Research has become a still-new paradigm, which is considered central to contemporary artistic practice and to innovative and critical art making. What then makes a good research question for artistic practice? Who defines that? Who defines and who judges what is good about doing research? Research has been described as a dirty word by professor of indigenous education Linda Tuhiwai Te Rina Smith. This lecture looks at power dimensions of research connected to the sciences, the military, the industry, and university education. Acknowledging the historical implicatedness of research in systems of violence, harm, extraction, and domination, the lecture seeks to prolong possibilities that research can be emancipatory, transformative, and of relevance to futurity and caring imaginaries for ecological and social justice. Insisting that different research questions are very much needed, the lecture argues that artistic research practices can make space and time for consciousness raising. Such an open-ended approach would disrupt managerial ontologies of research, which are managed through deadlines and expected outputs. Envisioning research as consciousness raising draws on feminist activist traditions that were collective and connected lived experience to theory and to politics. Understanding systemic conditions through sharing individual experiences was at the center of this strategy. In relation to making research the subject of artistic investigation, this can mean the following: raising awareness for what it means to live in the aftermath of research as well as to collectively mend the effects of research in order to build emancipatory and caring forms of knowing.

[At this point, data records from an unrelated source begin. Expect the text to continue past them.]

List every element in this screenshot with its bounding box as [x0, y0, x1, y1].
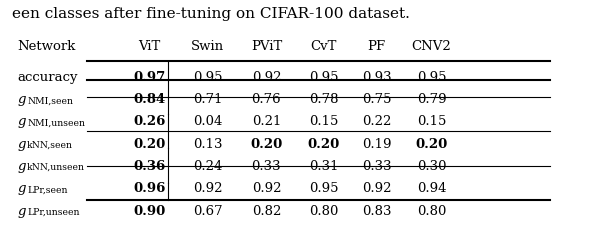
Text: NMI,unseen: NMI,unseen: [27, 119, 85, 127]
Text: 0.95: 0.95: [417, 71, 446, 84]
Text: 0.20: 0.20: [250, 138, 283, 151]
Text: 0.80: 0.80: [309, 204, 338, 218]
Text: kNN,seen: kNN,seen: [27, 141, 73, 150]
Text: 0.21: 0.21: [252, 115, 281, 128]
Text: 0.15: 0.15: [309, 115, 338, 128]
Text: kNN,unseen: kNN,unseen: [27, 163, 85, 172]
Text: 0.24: 0.24: [193, 160, 222, 173]
Text: g: g: [17, 115, 26, 128]
Text: 0.95: 0.95: [309, 182, 338, 195]
Text: 0.92: 0.92: [252, 182, 281, 195]
Text: 0.13: 0.13: [193, 138, 222, 151]
Text: CvT: CvT: [310, 40, 336, 53]
Text: 0.30: 0.30: [417, 160, 446, 173]
Text: g: g: [17, 138, 26, 151]
Text: 0.95: 0.95: [309, 71, 338, 84]
Text: Swin: Swin: [192, 40, 224, 53]
Text: ViT: ViT: [138, 40, 161, 53]
Text: 0.26: 0.26: [133, 115, 166, 128]
Text: 0.95: 0.95: [193, 71, 222, 84]
Text: 0.67: 0.67: [193, 204, 223, 218]
Text: 0.20: 0.20: [133, 138, 166, 151]
Text: 0.93: 0.93: [362, 71, 392, 84]
Text: 0.94: 0.94: [417, 182, 446, 195]
Text: 0.78: 0.78: [309, 93, 338, 106]
Text: 0.82: 0.82: [252, 204, 281, 218]
Text: NMI,seen: NMI,seen: [27, 96, 73, 105]
Text: PF: PF: [368, 40, 386, 53]
Text: g: g: [17, 204, 26, 218]
Text: 0.80: 0.80: [417, 204, 446, 218]
Text: 0.33: 0.33: [362, 160, 392, 173]
Text: 0.79: 0.79: [416, 93, 447, 106]
Text: 0.92: 0.92: [252, 71, 281, 84]
Text: CNV2: CNV2: [411, 40, 452, 53]
Text: LPr,unseen: LPr,unseen: [27, 208, 79, 217]
Text: 0.92: 0.92: [193, 182, 222, 195]
Text: 0.04: 0.04: [193, 115, 222, 128]
Text: een classes after fine-tuning on CIFAR-100 dataset.: een classes after fine-tuning on CIFAR-1…: [12, 7, 410, 21]
Text: accuracy: accuracy: [17, 71, 78, 84]
Text: g: g: [17, 160, 26, 173]
Text: 0.96: 0.96: [133, 182, 166, 195]
Text: 0.76: 0.76: [251, 93, 282, 106]
Text: Network: Network: [17, 40, 76, 53]
Text: 0.97: 0.97: [133, 71, 166, 84]
Text: 0.75: 0.75: [362, 93, 391, 106]
Text: 0.92: 0.92: [362, 182, 391, 195]
Text: LPr,seen: LPr,seen: [27, 186, 68, 194]
Text: 0.22: 0.22: [362, 115, 391, 128]
Text: 0.20: 0.20: [415, 138, 448, 151]
Text: 0.19: 0.19: [362, 138, 391, 151]
Text: g: g: [17, 182, 26, 195]
Text: 0.84: 0.84: [133, 93, 166, 106]
Text: 0.83: 0.83: [362, 204, 391, 218]
Text: 0.15: 0.15: [417, 115, 446, 128]
Text: 0.36: 0.36: [133, 160, 166, 173]
Text: 0.20: 0.20: [307, 138, 339, 151]
Text: 0.71: 0.71: [193, 93, 222, 106]
Text: g: g: [17, 93, 26, 106]
Text: 0.33: 0.33: [251, 160, 282, 173]
Text: 0.31: 0.31: [309, 160, 338, 173]
Text: PViT: PViT: [251, 40, 282, 53]
Text: 0.90: 0.90: [133, 204, 166, 218]
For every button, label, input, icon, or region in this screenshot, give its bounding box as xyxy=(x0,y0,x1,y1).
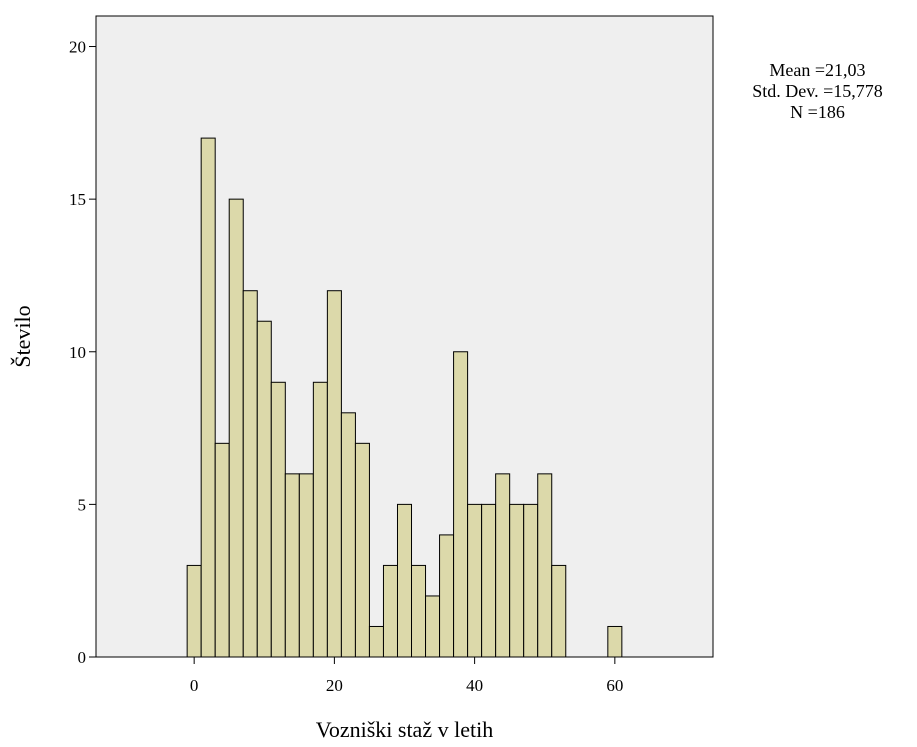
histogram-bar xyxy=(607,625,623,658)
y-axis: 0 5 10 15 20 xyxy=(69,38,96,667)
histogram-bar xyxy=(200,137,216,658)
histogram-bar xyxy=(411,564,427,658)
histogram-bar xyxy=(425,595,441,658)
stat-n: N =186 xyxy=(790,102,845,122)
histogram-bar xyxy=(481,503,497,658)
histogram-bar xyxy=(509,503,525,658)
histogram-bar xyxy=(523,503,539,658)
histogram-bar xyxy=(439,534,455,658)
y-tick-label: 5 xyxy=(78,495,87,514)
histogram-bar xyxy=(495,473,511,658)
x-tick-label: 60 xyxy=(606,676,623,695)
histogram-bar xyxy=(537,473,553,658)
histogram-bar xyxy=(270,381,286,658)
histogram-bar xyxy=(467,503,483,658)
y-tick-label: 20 xyxy=(69,38,86,57)
histogram-bar xyxy=(228,198,244,658)
histogram-bar xyxy=(284,473,300,658)
histogram-bar xyxy=(298,473,314,658)
y-tick-label: 0 xyxy=(78,648,87,667)
statistics-box: Mean =21,03 Std. Dev. =15,778 N =186 xyxy=(720,60,915,123)
histogram-bar xyxy=(551,564,567,658)
histogram-bar xyxy=(186,564,202,658)
stat-std-dev: Std. Dev. =15,778 xyxy=(752,81,883,101)
histogram-bar xyxy=(326,290,342,658)
histogram-bar xyxy=(368,625,384,658)
histogram-bar xyxy=(382,564,398,658)
x-tick-label: 40 xyxy=(466,676,483,695)
histogram-bar xyxy=(312,381,328,658)
stat-mean: Mean =21,03 xyxy=(769,60,866,80)
x-axis-title: Vozniški staž v letih xyxy=(316,717,493,742)
y-tick-label: 15 xyxy=(69,190,86,209)
x-axis: 0 20 40 60 xyxy=(190,657,623,695)
histogram-bar xyxy=(396,503,413,658)
histogram-bar xyxy=(214,442,230,658)
y-tick-label: 10 xyxy=(69,343,86,362)
y-axis-title: Število xyxy=(10,305,35,367)
x-tick-label: 20 xyxy=(326,676,343,695)
x-tick-label: 0 xyxy=(190,676,199,695)
histogram-bar xyxy=(340,412,356,658)
histogram-bar xyxy=(242,290,258,658)
bars-group xyxy=(186,137,623,658)
histogram-bar xyxy=(256,320,272,658)
histogram-bar xyxy=(354,442,370,658)
histogram-bar xyxy=(453,351,469,658)
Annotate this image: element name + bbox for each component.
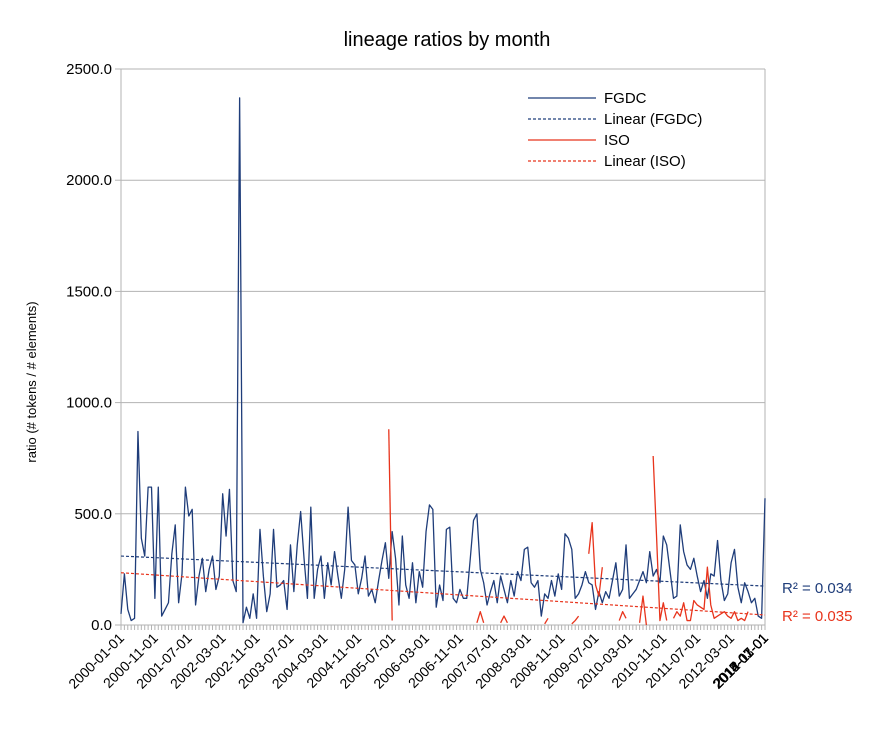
series-linear-fgdc: [120, 555, 766, 587]
series-layer: [120, 97, 766, 626]
y-tick-label: 500.0: [74, 506, 112, 523]
legend-label: ISO: [604, 132, 630, 149]
legend: FGDC Linear (FGDC) ISO Linear (ISO): [528, 90, 702, 170]
annotations: R² = 0.034 R² = 0.035: [782, 580, 852, 625]
series-linear-iso: [120, 572, 766, 616]
r-squared-label: R² = 0.034: [782, 580, 852, 597]
y-tick-label: 0.0: [91, 617, 112, 634]
series-iso-segment: [652, 455, 668, 622]
y-ticks: 0.0 500.0 1000.0 1500.0 2000.0 2500.0: [66, 61, 112, 634]
chart-title: lineage ratios by month: [344, 29, 551, 51]
r-squared-label: R² = 0.035: [782, 608, 852, 625]
series-iso-segment: [544, 617, 549, 625]
series-iso-segment: [638, 595, 648, 626]
y-tick-label: 1500.0: [66, 283, 112, 300]
legend-label: Linear (FGDC): [604, 111, 702, 128]
series-iso-segment: [588, 522, 603, 597]
series-iso-segment: [388, 429, 393, 621]
y-tick-label: 2500.0: [66, 61, 112, 78]
series-iso-segment: [618, 611, 627, 621]
series-iso-segment: [500, 615, 508, 624]
y-tick-label: 2000.0: [66, 172, 112, 189]
legend-label: FGDC: [604, 90, 647, 107]
series-iso-segment: [476, 611, 485, 623]
series-iso-segment: [672, 566, 749, 622]
legend-label: Linear (ISO): [604, 153, 686, 170]
series-iso-segment: [571, 615, 580, 625]
y-tick-label: 1000.0: [66, 395, 112, 412]
y-axis-label: ratio (# tokens / # elements): [24, 301, 39, 462]
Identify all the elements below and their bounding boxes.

Elke Krasny is Professor for Art and Education at the Academy of Fine Arts Vienna. She is a feminist cultural theorist, urban researcher, curator, and author. Her scholarship addresses ecological and social justice at the global present with a focus on caring practices in architecture, urbanism, and contemporary art. With Angelika Fitz, she edited Critical Care. Architecture and Urbanism for a Broken Planet (MIT Press, 2019). With Sophie Lingg, Lena Fritsch, Birgit Bosold, and Vera Hofmann, she edited Radicalizing Care. Feminist and Queer Activism in Curating (Sternberg Press, 2021). Her forthcoming book Living with an Infected Planet. Covid-19 Feminism and the Global Frontline of Care develops a feminist perspective on the rhetoric of war and the realities of care in pandemic times.
Teaching Artistic Strategies is a four-day symposium on research and pedagogy in the context of art and design institutions. It addresses the challenge of transferring academic knowledge to teaching programs, formats, and skills. The symposium is jointly organized by Dorothée King, Selena Savic and Fatma Kargin. IADE x MAKE/SENSE FHNW Academy of Art and Design Basel.